Ariane Szu-Tu, ’10, is a former English major in the Literature Track who now works as an editor for National Geographic Kids books in Washington, D.C. While at UMBC, she was also Managing Editor of the Retriever Weekly. Here are Ariane’s reflections on being an English major at UMBC. Below, Szu-Tu reflects on her time with the English Department and how she has used that experience for continued growth:
People sometimes disparage humanities majors (especially English majors), saying things like “Good luck finding a job.” Those kinds of remarks always leave me confused because I think, If I’m good at something and I love it, why should I try to force myself to do something else just because it’s supposedly going to make me more money?
I think that it’s important to follow your passions, but also to pay attention to what your natural strengths are. I was fortunate to have professors who really encouraged me to think of writing as a work of art. I realized that I really loved the process of writing – toiling over a piece, re-writing it, getting that almost manic feeling of exhilaration when you feel like you’re creating something really special.
Because of my experience at the Retriever, my journalism professor and Retriever staff adviser Chris Corbett helped me land a summer internship at the Baltimore Sun where I got to be a cub reporter for their Features and Health & Sciences sections. An editor there took me under his wing and showed me the true value of having an amazing editor. He made just a few tweaks and suddenly my article was miraculously transformed. I knew I wanted to help people in that same way – by recognizing the potential in someone’s work and making a few tweaks or targeted suggestions to help it shine.
A couple of UMBC professors I will always remember are Mike Fallon and Jean Fernandez. Professor Fallon pushed me to be a better writer and to realize that I needed to be a better editor for my own papers. Professor Fernandez has an awe-inspiring ability to recite the perfect famous literary quotation to illustrate her point. I found that I was always mulling those words over long after class had ended (and then I would later whip them out to impress my parents).

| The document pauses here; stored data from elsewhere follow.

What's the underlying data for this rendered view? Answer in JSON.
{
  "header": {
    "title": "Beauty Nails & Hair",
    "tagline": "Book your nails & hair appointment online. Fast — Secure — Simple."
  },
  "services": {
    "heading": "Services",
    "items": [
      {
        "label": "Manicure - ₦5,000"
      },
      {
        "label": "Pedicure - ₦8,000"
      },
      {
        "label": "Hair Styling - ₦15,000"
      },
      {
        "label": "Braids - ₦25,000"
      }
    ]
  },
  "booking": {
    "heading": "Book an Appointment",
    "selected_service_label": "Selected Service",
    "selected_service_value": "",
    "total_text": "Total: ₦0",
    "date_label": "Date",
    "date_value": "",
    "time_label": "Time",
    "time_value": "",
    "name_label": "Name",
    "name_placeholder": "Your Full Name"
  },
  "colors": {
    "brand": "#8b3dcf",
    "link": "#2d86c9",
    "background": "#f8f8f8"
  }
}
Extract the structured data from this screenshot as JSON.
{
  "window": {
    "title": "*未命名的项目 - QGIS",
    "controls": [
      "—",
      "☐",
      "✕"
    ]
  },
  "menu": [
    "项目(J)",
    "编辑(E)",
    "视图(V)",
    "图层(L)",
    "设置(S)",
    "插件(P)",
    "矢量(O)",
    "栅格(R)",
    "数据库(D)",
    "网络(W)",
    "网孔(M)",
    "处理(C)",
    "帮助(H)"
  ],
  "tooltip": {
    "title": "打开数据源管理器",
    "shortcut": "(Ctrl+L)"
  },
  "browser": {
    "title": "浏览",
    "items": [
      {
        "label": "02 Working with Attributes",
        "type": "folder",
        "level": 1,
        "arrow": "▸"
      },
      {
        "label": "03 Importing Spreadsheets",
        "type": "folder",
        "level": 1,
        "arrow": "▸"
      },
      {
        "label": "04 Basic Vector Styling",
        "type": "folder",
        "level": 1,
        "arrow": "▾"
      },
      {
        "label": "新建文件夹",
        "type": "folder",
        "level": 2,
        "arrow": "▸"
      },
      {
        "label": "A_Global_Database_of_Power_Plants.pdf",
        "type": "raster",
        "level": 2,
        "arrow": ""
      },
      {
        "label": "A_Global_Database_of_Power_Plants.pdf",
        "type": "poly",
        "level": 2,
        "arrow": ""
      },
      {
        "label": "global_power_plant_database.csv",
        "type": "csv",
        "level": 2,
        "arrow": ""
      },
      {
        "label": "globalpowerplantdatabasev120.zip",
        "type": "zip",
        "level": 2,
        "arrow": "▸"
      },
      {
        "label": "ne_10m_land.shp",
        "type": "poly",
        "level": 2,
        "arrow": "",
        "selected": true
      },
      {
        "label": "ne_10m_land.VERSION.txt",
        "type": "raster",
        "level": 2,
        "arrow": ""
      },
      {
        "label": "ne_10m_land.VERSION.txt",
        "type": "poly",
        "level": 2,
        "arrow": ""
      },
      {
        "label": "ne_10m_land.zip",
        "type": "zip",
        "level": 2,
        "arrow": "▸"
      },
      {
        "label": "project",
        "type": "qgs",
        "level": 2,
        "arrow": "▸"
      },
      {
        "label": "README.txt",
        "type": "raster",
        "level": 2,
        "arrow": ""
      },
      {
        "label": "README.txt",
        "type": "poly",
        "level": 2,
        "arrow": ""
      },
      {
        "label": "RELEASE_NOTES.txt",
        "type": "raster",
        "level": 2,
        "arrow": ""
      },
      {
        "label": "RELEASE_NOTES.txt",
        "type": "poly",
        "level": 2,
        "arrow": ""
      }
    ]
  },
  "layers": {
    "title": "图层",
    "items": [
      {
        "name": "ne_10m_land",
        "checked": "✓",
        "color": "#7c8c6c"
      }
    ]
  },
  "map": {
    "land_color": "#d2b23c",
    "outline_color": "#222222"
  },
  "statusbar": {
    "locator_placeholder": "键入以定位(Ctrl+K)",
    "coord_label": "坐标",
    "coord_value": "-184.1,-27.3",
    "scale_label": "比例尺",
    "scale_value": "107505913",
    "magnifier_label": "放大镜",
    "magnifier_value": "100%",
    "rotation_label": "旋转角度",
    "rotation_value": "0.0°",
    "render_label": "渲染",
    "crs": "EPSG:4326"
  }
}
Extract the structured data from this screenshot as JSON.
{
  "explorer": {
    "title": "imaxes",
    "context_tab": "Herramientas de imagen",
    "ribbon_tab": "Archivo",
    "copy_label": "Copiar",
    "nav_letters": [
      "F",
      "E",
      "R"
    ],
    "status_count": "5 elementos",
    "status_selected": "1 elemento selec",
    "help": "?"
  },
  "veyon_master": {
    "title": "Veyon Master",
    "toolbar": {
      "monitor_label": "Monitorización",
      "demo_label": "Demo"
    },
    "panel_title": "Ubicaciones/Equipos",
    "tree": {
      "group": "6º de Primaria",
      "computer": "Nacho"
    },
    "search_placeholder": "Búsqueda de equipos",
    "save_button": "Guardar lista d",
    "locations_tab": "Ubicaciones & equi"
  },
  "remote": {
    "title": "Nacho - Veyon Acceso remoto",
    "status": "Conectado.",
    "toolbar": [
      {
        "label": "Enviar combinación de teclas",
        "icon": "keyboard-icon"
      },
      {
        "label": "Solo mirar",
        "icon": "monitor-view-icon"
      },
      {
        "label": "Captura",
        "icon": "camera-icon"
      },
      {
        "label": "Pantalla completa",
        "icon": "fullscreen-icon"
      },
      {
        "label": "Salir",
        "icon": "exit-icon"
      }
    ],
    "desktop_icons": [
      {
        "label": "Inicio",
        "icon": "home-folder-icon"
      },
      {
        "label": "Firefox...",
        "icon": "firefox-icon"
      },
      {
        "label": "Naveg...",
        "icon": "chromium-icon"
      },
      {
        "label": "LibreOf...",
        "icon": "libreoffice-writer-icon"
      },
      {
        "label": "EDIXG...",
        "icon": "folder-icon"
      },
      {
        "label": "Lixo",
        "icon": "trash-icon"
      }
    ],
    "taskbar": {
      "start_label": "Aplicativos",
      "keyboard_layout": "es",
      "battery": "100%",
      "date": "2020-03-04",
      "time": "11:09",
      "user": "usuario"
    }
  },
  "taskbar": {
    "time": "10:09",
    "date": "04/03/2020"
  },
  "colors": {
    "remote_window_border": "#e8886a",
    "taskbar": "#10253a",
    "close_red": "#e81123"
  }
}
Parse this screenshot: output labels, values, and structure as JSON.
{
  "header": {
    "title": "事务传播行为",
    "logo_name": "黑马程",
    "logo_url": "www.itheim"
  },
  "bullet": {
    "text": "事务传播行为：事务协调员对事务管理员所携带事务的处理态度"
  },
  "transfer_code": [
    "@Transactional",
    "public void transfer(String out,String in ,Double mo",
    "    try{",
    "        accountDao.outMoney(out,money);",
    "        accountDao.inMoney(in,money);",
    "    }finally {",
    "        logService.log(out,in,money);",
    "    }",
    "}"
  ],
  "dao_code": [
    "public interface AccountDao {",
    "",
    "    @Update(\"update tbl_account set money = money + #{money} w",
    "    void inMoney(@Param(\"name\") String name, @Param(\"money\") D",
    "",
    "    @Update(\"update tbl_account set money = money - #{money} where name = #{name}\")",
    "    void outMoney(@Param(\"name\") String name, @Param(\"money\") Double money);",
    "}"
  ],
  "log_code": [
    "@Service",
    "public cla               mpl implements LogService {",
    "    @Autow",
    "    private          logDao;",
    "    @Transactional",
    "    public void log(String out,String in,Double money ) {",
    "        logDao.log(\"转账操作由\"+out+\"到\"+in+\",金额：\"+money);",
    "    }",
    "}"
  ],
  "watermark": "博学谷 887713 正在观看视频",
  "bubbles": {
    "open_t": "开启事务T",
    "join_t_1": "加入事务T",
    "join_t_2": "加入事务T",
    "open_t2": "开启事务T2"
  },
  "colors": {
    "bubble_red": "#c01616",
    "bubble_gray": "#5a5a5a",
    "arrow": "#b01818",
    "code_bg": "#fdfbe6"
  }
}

Thanks in large part to the consistent guidance of my UMBC English professors, I’ve developed more confidence in my abilities, which helped me attain this amazing job as an editor for National Geographic Kids. At Nat Geo, I project manage and edit over twenty kids’ books per year, overseeing the book from idea generation to the end product.
I hope that the books I work on help ignite curiosity and help kids figure out what excites them.